Encouraging words from the two pitchers, the catcher, Dodgers manager Dave Roberts and pitching coach Rick Honeycutt followed the simulated game. The verdict was unanimous: Buehler and Kershaw both cleared the latest hurdle in healing from spring ailments.
Buehler was dominant in four innings, his fastball touching 98 mph, his off-speed pitches sharp. A changeup he’s been developing all spring froze Alex Verdugo for strike three. A short time later, Roberts announced Buehler will start Sunday against the Arizona Diamondbacks in the finale of the Dodgers’ season-opening four-game series that begins Thursday at Dodger Stadium.
“There will be an innings limit, I know how this works,” Buehler said. “But I’m ready.”
Kershaw, the Dodgers starter the last eight opening days, is on a slower track but by all accounts is headed in the right direction.

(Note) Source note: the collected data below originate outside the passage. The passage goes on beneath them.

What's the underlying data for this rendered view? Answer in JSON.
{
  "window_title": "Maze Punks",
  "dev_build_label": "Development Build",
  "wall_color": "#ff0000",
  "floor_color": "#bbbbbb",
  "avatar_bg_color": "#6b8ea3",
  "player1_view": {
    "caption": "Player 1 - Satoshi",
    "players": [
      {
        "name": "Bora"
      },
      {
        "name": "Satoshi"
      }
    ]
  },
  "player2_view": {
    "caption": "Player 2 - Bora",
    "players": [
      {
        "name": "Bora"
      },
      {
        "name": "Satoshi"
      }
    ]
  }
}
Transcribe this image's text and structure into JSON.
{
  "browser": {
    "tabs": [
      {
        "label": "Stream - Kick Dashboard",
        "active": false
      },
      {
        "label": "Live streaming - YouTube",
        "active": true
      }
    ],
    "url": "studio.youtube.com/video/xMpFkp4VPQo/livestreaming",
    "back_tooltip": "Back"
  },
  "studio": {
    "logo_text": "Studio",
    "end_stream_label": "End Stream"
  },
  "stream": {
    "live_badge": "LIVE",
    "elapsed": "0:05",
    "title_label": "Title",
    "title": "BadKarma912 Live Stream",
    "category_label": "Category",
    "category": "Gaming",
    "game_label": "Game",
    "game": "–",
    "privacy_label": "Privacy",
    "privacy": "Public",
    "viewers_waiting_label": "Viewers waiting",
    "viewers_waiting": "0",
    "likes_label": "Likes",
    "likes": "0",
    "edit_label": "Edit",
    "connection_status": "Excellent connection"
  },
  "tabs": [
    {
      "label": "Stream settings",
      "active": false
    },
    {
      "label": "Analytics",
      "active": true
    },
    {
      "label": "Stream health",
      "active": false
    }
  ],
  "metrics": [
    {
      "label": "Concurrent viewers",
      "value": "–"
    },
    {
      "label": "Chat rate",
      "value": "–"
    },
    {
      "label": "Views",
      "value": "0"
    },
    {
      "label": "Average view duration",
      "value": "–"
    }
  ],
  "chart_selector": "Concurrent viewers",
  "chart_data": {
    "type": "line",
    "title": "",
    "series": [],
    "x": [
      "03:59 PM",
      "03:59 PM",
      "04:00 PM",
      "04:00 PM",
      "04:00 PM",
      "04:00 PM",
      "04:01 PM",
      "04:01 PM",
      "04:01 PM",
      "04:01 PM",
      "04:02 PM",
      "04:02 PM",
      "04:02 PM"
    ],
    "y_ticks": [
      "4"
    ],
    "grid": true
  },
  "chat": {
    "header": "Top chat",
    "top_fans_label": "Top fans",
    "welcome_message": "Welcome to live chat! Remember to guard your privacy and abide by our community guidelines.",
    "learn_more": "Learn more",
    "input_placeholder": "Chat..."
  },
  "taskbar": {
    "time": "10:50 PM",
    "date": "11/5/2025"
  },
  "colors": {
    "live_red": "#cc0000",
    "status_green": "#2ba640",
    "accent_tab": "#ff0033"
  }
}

He’ll start the season on the 10-day injured list but was heartened by his two-inning stint against hitters.
“It was a good step,” he said. “I threw all my pitches and I felt good.”
This Dodgers front office considers all options, and one was to permit Kershaw to start opening day and pitch one or two innings. As appealing it might have been for Kershaw to extend his streak of opening day starts, the notion was knocked off the table.
“That idea wasn’t what was best for him,” Honeycutt said. “It got to the point where you’ve got to do what’s right for the pitcher. (Roberts) just tried to bypass it.”
Back injuries hampered Kershaw each of the last three seasons, and last season he experienced shoulder discomfort. The shoulder inflammation he felt in late February was alarming; he stopped throwing for several days. The slow spring has made it impossible for him to work toward reinventing himself from a fastball-first flamethrower to a veteran whose effectiveness is based on guile and command of breaking pitches.
Developing an effective changeup that tails away from right-handed hitters has long been difficult for Kershaw. “As much of a feel he has for his slider and curve, he’s just never felt it with the changeup,” Roberts said. “He’ll get it. He wants to be good at everything he does.”
Meanwhile, Buehler has been working on a changeup of his own, a split-fingered pitch that can be filthy or can hang in the strike zone.
“Once he gets consistent with that pitch, it’ll be almost unfair,” Martin said. “The one he threw to Verdugo was nasty.”
Buehler, whose slow progress this spring was the result of an unspecified arm ailment, can’t wait for Sunday’s start. He threw 60 pitches in the simulated game and only two were hit hard.
“There’s something about a real game you can’t simulate,” he said. “I threw all my pitches, my velocity was there, the command was good. The next step is the big one.”